Никанор Никитич отказался, объяснив, что когда он «не в этом состоянии», то даже смотреть ему неприятно на пьющих.
– Ну, тогда будьте здоровы!
– Пейте на здоровье.
– А вы что именно здесь делаете? – спросил Жмакин.
– То есть как что? Я – инженер. Я же назвал вам свою фамилию – Головин. Занимаюсь, преподаю, помогаю. У нас очень много народу учится. И вы, несомненно, станете моим учеником.
– Возможно! – согласился Алексей. Ему опять захотелось удивить старика, явиться перед ним необычайным человеком. – А я одного крупного бандита недавно сам лично повязал и представил уголовному розыску в упакованном виде. Кореш мой…
– Что значит «кореш»?
– Вроде приятеля. Мы с ним в заключении встречались. Кличка – «Корнюха». Гад большой руки. Людей, понимаете, стал убивать, собака.
– Ай-яй-яй! – задумчиво удивился старик.
– Повязал к черту с риском для своей молодой жизни. У него два пистолета было, а я голый и босый, с одним только своим мужеством. Можете себе представить? Конечно, есть такие, что думают, будто я ссучился, но мне наплевать. Я знаю, ссучился я или нет…
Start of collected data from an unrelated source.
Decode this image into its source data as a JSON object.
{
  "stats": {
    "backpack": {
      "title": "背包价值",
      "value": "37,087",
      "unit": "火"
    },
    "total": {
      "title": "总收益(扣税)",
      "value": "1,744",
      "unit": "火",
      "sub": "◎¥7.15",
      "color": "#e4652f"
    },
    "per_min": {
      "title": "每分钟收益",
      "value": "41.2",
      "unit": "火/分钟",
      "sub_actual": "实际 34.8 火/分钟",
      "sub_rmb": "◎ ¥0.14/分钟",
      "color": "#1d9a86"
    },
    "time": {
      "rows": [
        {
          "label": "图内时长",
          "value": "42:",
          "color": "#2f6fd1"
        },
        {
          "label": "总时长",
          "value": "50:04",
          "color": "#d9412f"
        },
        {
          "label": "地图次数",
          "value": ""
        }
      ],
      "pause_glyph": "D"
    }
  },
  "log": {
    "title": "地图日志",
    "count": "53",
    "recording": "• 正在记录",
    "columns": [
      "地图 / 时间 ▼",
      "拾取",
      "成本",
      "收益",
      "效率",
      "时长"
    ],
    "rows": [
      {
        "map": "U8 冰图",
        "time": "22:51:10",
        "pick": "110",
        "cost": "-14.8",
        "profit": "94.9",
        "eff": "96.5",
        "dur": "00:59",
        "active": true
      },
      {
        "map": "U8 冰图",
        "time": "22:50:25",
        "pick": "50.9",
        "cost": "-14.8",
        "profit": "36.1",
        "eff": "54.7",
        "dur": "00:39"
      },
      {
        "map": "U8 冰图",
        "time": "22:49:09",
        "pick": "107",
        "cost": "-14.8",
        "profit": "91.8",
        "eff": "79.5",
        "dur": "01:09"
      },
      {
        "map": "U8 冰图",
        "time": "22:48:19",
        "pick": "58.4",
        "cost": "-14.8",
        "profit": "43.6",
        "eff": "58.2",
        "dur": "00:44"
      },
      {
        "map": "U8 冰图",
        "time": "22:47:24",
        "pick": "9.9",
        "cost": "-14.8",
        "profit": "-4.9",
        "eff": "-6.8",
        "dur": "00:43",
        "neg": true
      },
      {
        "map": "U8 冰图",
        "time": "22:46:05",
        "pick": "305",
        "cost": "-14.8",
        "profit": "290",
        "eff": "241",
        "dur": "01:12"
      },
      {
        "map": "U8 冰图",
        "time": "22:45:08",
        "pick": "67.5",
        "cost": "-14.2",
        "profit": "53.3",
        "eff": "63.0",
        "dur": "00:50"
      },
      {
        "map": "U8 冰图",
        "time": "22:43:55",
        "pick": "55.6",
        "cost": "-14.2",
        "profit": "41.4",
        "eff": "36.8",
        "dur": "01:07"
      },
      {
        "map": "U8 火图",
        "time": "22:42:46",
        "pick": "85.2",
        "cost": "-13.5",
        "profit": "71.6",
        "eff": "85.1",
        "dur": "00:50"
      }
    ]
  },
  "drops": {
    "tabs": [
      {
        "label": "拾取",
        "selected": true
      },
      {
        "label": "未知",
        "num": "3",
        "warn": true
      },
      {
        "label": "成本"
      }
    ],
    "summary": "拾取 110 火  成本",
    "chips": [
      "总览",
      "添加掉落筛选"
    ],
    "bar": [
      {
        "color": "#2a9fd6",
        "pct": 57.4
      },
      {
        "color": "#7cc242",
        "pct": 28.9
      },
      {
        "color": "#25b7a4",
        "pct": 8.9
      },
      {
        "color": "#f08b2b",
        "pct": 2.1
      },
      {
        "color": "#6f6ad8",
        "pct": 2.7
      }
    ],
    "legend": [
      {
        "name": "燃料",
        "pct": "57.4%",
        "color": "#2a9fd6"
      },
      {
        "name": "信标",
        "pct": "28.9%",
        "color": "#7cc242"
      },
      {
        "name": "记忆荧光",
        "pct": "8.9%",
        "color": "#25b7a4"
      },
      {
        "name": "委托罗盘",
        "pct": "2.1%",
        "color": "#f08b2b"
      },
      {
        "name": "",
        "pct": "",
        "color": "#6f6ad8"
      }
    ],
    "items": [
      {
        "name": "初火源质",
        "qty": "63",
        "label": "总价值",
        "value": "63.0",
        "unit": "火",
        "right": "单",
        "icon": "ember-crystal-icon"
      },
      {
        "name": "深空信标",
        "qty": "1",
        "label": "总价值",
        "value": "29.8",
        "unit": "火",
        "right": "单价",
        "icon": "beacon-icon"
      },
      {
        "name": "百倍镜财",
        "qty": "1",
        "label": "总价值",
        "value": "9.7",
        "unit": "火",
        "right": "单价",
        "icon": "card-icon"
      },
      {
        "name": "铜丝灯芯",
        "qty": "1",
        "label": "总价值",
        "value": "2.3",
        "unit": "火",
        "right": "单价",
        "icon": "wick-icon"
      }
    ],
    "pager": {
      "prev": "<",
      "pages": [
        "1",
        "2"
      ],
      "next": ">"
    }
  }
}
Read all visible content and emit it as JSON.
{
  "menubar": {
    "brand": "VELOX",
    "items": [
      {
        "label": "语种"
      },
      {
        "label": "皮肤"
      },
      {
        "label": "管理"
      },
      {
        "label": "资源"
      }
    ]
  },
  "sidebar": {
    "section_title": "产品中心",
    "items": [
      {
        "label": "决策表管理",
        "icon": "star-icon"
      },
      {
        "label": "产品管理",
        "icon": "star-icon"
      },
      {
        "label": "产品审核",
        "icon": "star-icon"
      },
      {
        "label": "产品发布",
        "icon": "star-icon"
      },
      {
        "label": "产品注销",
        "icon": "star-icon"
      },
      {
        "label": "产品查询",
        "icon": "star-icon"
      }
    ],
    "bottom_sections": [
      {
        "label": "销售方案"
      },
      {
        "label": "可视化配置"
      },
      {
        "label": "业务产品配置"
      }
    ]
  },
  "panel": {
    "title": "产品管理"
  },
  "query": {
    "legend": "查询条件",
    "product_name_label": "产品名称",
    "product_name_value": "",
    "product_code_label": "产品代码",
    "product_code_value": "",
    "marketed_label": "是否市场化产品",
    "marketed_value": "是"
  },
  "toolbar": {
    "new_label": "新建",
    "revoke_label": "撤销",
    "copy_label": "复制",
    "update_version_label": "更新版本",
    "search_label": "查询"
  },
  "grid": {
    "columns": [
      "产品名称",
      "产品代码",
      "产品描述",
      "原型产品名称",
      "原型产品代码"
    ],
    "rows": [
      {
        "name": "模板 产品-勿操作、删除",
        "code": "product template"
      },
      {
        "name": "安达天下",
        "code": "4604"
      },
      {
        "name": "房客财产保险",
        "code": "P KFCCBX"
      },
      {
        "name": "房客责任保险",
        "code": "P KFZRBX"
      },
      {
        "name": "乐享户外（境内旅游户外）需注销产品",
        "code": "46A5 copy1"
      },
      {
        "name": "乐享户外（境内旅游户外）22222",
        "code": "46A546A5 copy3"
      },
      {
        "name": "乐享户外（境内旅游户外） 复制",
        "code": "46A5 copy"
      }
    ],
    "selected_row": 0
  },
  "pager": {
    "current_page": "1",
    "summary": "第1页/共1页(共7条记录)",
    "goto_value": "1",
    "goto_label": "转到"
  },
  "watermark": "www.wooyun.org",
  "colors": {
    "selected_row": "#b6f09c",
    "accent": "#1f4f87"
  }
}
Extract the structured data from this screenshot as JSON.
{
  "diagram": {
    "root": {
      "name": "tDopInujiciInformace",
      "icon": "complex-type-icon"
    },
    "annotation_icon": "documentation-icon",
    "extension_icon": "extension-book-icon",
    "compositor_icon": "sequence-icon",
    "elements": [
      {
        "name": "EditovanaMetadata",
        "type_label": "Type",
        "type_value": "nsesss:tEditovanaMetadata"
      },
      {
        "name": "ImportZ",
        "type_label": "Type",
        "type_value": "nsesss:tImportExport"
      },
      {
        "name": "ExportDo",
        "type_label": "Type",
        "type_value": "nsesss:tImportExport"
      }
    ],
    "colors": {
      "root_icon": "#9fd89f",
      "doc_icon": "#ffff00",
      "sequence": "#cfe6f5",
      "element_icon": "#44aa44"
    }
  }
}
– Простите, а что такое «ссучился»? – опять не понял Никанор Никитич.
Жмакин объяснил.
– Так, так, – сказал старик. – Значит, это ваш специфический жаргон?
– Ага! – моргая, согласился Жмакин. – Спе-ке-спе-цефикетский… – Он немножко запутался, но вышел из положения, спросив: – Желаете, я спою?
– Пожалуйста, буду вам очень благодарен, – заваривая кофе, вежливо попросил Головин.
– Нет, не стоит. Я лучше еще выпью. Вам, как алкоголику, не надо, а мне еще можно. Я еще не алкоголик, я – выпиваю. Выпью и лягу. Интересно в часовне небось спать. Вроде – мертвец. Покойничков сюда раньше клали на ночь, а теперь мы с вами…
Он выпил еще водки, потом еще. Глаза у него посветлели. Он много говорил. Никанор Никитич молча слушал его, потом вдруг сказал:
– Вы долго страдали, голубчик?
– Смешно, – крикнул Жмакин, – что значит страдание! Что значит страдание, когда я зарок дал с Клавдией не видеться, пока человеком не стану. А она беременная. А там Гофман Федька.
– Не понимаю, – сказал Никанор Никитич.
– Не понимаешь, – со злорадством произнес Жмакин, – тут черт ногу сломит. Не понимаешь! Корнюху взяли, так? Теперь его, может, сразу налево? Так?
– Убийц надо казнить, – сказал Никанор Никитич, – это высшая гуманность.
– Чего? – спросил Жмакин.
Старик повторил.
– Ладно, – сказал Жмакин. – Это вы после расскажете. Гуманность. С чем ее едят?
– Все не так уж сложно, – сказал старик. – То, например, что вас не посадили в тюрьму, есть, на мой взгляд, проявление гуманности.
Он аппетитно пил кофе с молоком и аппетитно намазывал булку маслом. Жмакин совсем разорался.
– Да вы, батенька, совсем пьяны! – без всякой неприязни констатировал Головин. – Пить еще не умеете, а пьете!
– Пью на свои! – угрюмо отозвался Жмакин.
Никанор Никитич уложил его спать в алтаре на раскладушку. Раскладушка скрипела, и Жмакину казалось, что ветхая материя вот-вот расползется. Во дворе гаража выли и гремели тяжелые крупповские пятитонки. Часовенка содрогалась. Заснуть Жмакин не мог, ворочался, от водки сердце падало вниз. Никанор Никитич шелестел бумагой. Потом и он улегся. Жмакин лежал на спине, сложив руки, глядя в сереющие узкие окна.
С утра сменный техник, мужчина в желтой кожаной куртке, с папиросой в крепких лошадиных зубах, поставил Жмакина на мойку машин. Освоить эту работенку было нетрудно, и Жмакин немножко обиделся, что техник долго объяснял ему, словно он полудурок, как таскать шланг и куда направлять струю. Но на объяснения кротко кивал и говорил, что ему ясно и что все будет в полном порядке. Вечер он провел в часовне, перелистывая учебники по автоделу и записывая разные мелочи в тетрадку. Все шло бы куда лучше и проще, если бы Пилипчук о нем вспомнил, но Егор Тарасович отчитывался в Москве, и Жмакин день за днем мыл машины, уже скрипя зубами от злобы и произнося почти вслух разные грубые и бессмысленные слова.
Однажды к нему подошел все тот же техник с лошадиными зубами и от нечего делать принялся переучивать Жмакина обряду мойки машины. Вся та сноровка, которой Алексей овладел, оказалась неправильной и ненаучной, хотя Жмакин мыл машины куда более споро, чем прочие мойщицы. Но и тут Жмакин сдержался и выслушал самодовольного техника, кивая головой на его поучения и соглашаясь, что безусловно прав техник, а он, Жмакин, конечно, не прав.